Google’s Heavy Crown is Starting to Slip

Social media’s not the only Big Tech cash cow on a downswing. Google’s market share fell below 90% for the first time in a decade through competition with chatbots for quick queries and content discovery. Brands will follow the traffic and, should ChatGPT’s advertising flirtations hold, search budget chunks may soon be carved from the lion’s share that defaults to Google.

On the DSP side, Amazon is making aggressive inroads into display advertising, unifying it with its retail and streaming offerings to create a one-stop shop and encroach on DV360’s long-held territory. With 24% year-on-year growth under Amazon Advertising’s wings, the company that serves as the load bearer for web infrastructure is making a natural claim on the ads that flow through it.

Alphabet, though challenged, is unlikely to be sweating. It may have mounting competition in search and display, but YouTube is the de facto cross-channel video distribution platform with no serious alternative and, at an infrastructure level, it is the most likely large language model (LLM) fighter to still be standing should the AI bubble burst.

What recent years have shown, however, is that the power balance that has remained steady for the better part of a generation is seeing its first wobble. Old assumptions for who is most worthy of their place in the media mix can no longer be treated as gospel.

Outcomes Prediction Could Redress Channel Imbalance

Advertisers seeking underleveraged advertising space will find no better digital real estate than the open web. Despite U.S. internet users spending 59% of their time online on the open web (registration required), the channel only attracts 48% of advertiser dollars.

Blame for open web underinvestment can be placed on the buying experience, which trails behind Big Tech’s simple and slick interfaces. AI is set to change this, however, with machine learning becoming deeply integrated into once unwieldy programmatic pipes to intelligently automate everything from brand safety to fraud prevention and outcomes optimization.

Outcomes optimization has the potential to be a particularly powerful equalizing force in advertising. Thanks to constantly improving machine learning models, it is now possible to predict which supply paths are most likely to deliver a range of buyer-defined outcomes all the way through to in-store sales, finally disrupting shallow key performance indicators (KPIs) such as clicks.

Clicks alone cannot gauge campaign success in the modern market. All they represent are initial interest, not whether that interest translates into meaningful action. Did the user make a purchase? Fill out a form? Subscribe to a service? Come back later and convert? Those are the outcomes that drive business results and the metrics by which campaigns should be valued.

For advertisers, going cold turkey on clicks means shifting strategy from traffic quantity to conversion quality. This means adjusting bidding strategies to aim for a cost-per-acquisition (CPA) target, reallocating budgets to audiences with proven post-click engagement or refreshing creatives that fail to convert—all with a little help from AI.

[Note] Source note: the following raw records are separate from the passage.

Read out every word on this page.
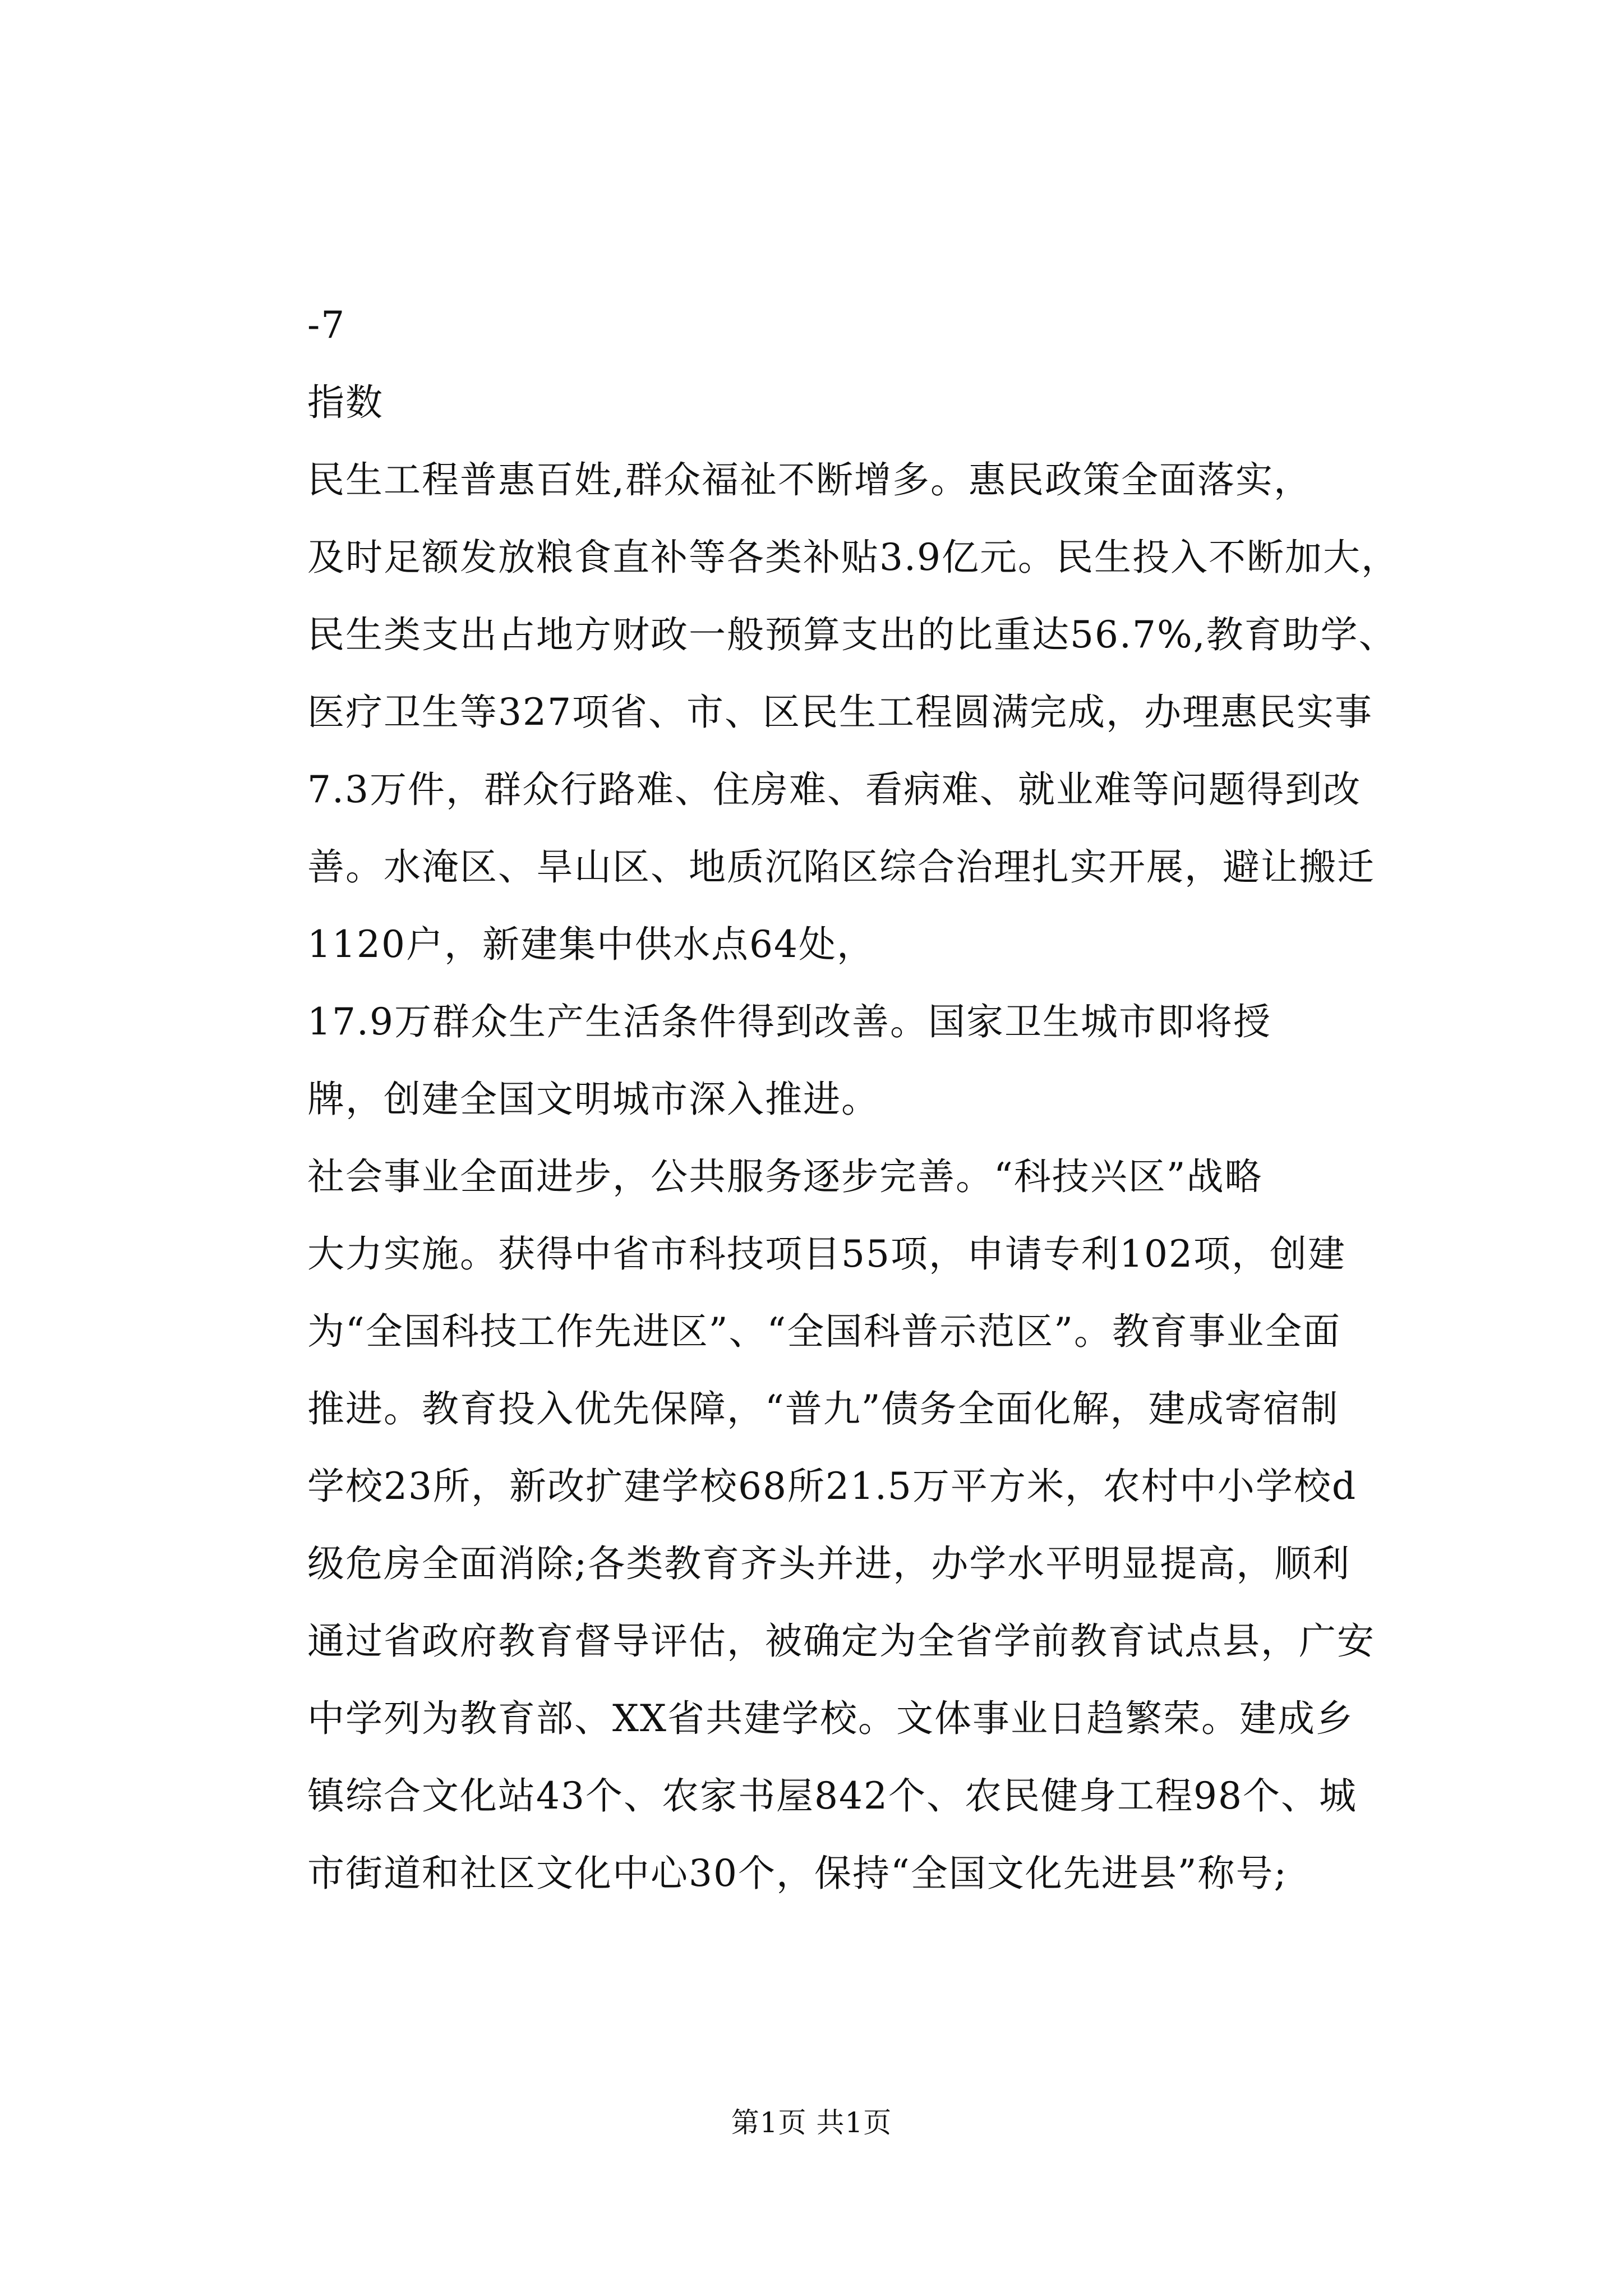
-7
指数
民生工程普惠百姓,群众福祉不断增多。惠民政策全面落实，
及时足额发放粮食直补等各类补贴3.9亿元。民生投入不断加大，
民生类支出占地方财政一般预算支出的比重达56.7%,教育助学、
医疗卫生等327项省、市、区民生工程圆满完成，办理惠民实事
7.3万件，群众行路难、住房难、看病难、就业难等问题得到改
善。水淹区、旱山区、地质沉陷区综合治理扎实开展，避让搬迁
1120户，新建集中供水点64处，
17.9万群众生产生活条件得到改善。国家卫生城市即将授
牌，创建全国文明城市深入推进。
社会事业全面进步，公共服务逐步完善。“科技兴区”战略
大力实施。获得中省市科技项目55项，申请专利102项，创建
为“全国科技工作先进区”、“全国科普示范区”。教育事业全面
推进。教育投入优先保障，“普九”债务全面化解，建成寄宿制
学校23所，新改扩建学校68所21.5万平方米，农村中小学校d
级危房全面消除;各类教育齐头并进，办学水平明显提高，顺利
通过省政府教育督导评估，被确定为全省学前教育试点县，广安
中学列为教育部、XX省共建学校。文体事业日趋繁荣。建成乡
镇综合文化站43个、农家书屋842个、农民健身工程98个、城
市街道和社区文化中心30个，保持“全国文化先进县”称号;
第1页 共1页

This Will Determine the Best Media Mix

When all channels are judged purely for their ability to drive outcomes and simplified buying interfaces simplify multichannel orchestration, the best media mix will be determined by the real consumer behavior rather than whichever platform offers the path of least resistance.

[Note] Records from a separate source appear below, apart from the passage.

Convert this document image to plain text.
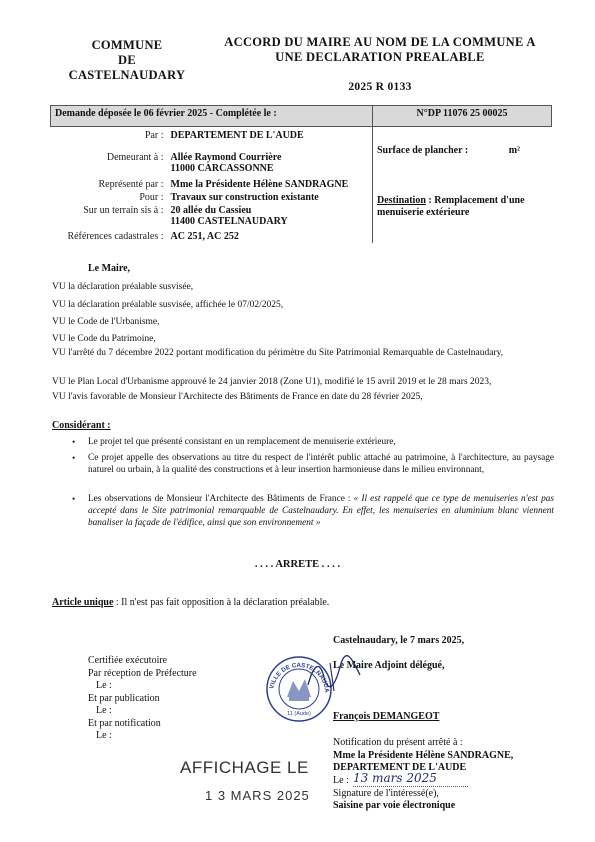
COMMUNE
DE
CASTELNAUDARY
ACCORD DU MAIRE AU NOM DE LA COMMUNE A
UNE DECLARATION PREALABLE
2025 R 0133
Demande déposée le 06 février 2025 - Complétée le :		N°DP 11076 25 00025
Par :	DEPARTEMENT DE L'AUDE	Surface de plancher : m²
Demeurant à :	Allée Raymond Courrière
11000 CARCASSONNE	

Représenté par :	Mme la Présidente Hélène SANDRAGNE	
Pour :	Travaux sur construction existante	Destination : Remplacement d'une menuiserie extérieure
Sur un terrain sis à :	20 allée du Cassieu
11400 CASTELNAUDARY	

Références cadastrales :	AC 251, AC 252	
Le Maire,
VU la déclaration préalable susvisée,
VU la déclaration préalable susvisée, affichée le 07/02/2025,
VU le Code de l'Urbanisme,
VU le Code du Patrimoine,
VU l'arrêté du 7 décembre 2022 portant modification du périmètre du Site Patrimonial Remarquable de Castelnaudary,
VU le Plan Local d'Urbanisme approuvé le 24 janvier 2018 (Zone U1), modifié le 15 avril 2019 et le 28 mars 2023,
VU l'avis favorable de Monsieur l'Architecte des Bâtiments de France en date du 28 février 2025,
Considérant :
• Le projet tel que présenté consistant en un remplacement de menuiserie extérieure,
• Ce projet appelle des observations au titre du respect de l'intérêt public attaché au patrimoine, à l'architecture, au paysage naturel ou urbain, à la qualité des constructions et à leur insertion harmonieuse dans le milieu environnant,
• Les observations de Monsieur l'Architecte des Bâtiments de France : « Il est rappelé que ce type de menuiseries n'est pas accepté dans le Site patrimonial remarquable de Castelnaudary. En effet, les menuiseries en aluminium blanc viennent banaliser la façade de l'édifice, ainsi que son environnement »
. . . . ARRETE . . . .
Article unique : Il n'est pas fait opposition à la déclaration préalable.
Castelnaudary, le 7 mars 2025,
Le Maire Adjoint délégué,
VILLE DE CASTELNAUDA
11 (Aude) François DEMANGEOT
Certifiée exécutoire
Par réception de Préfecture
Le :
Et par publication
Le :
Et par notification
Le :
AFFICHAGE LE
1 3 MARS 2025
Notification du présent arrêté à :
Mme la Présidente Hélène SANDRAGNE,
DEPARTEMENT DE L'AUDE
Le : 13 mars 2025
Signature de l'intéressé(e),
Saisine par voie électronique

When exploring new or underutilized channels, define phased markers for success in advance. Otherwise, it's easy to get dazzled by short-term spikes that may not be replicable in the long term. Budget allocation must also be based on clear signals, not habit: If a channel consistently delivers meaningful outcomes, increase investment; If it does not show results, trim it. This forms the basis of an adaptable media mix that evolves alongside consumers.

What was true yesterday will not be true tomorrow, and agencies that are willing to break old habits and refresh stale media mixes will be first to seize new opportunities.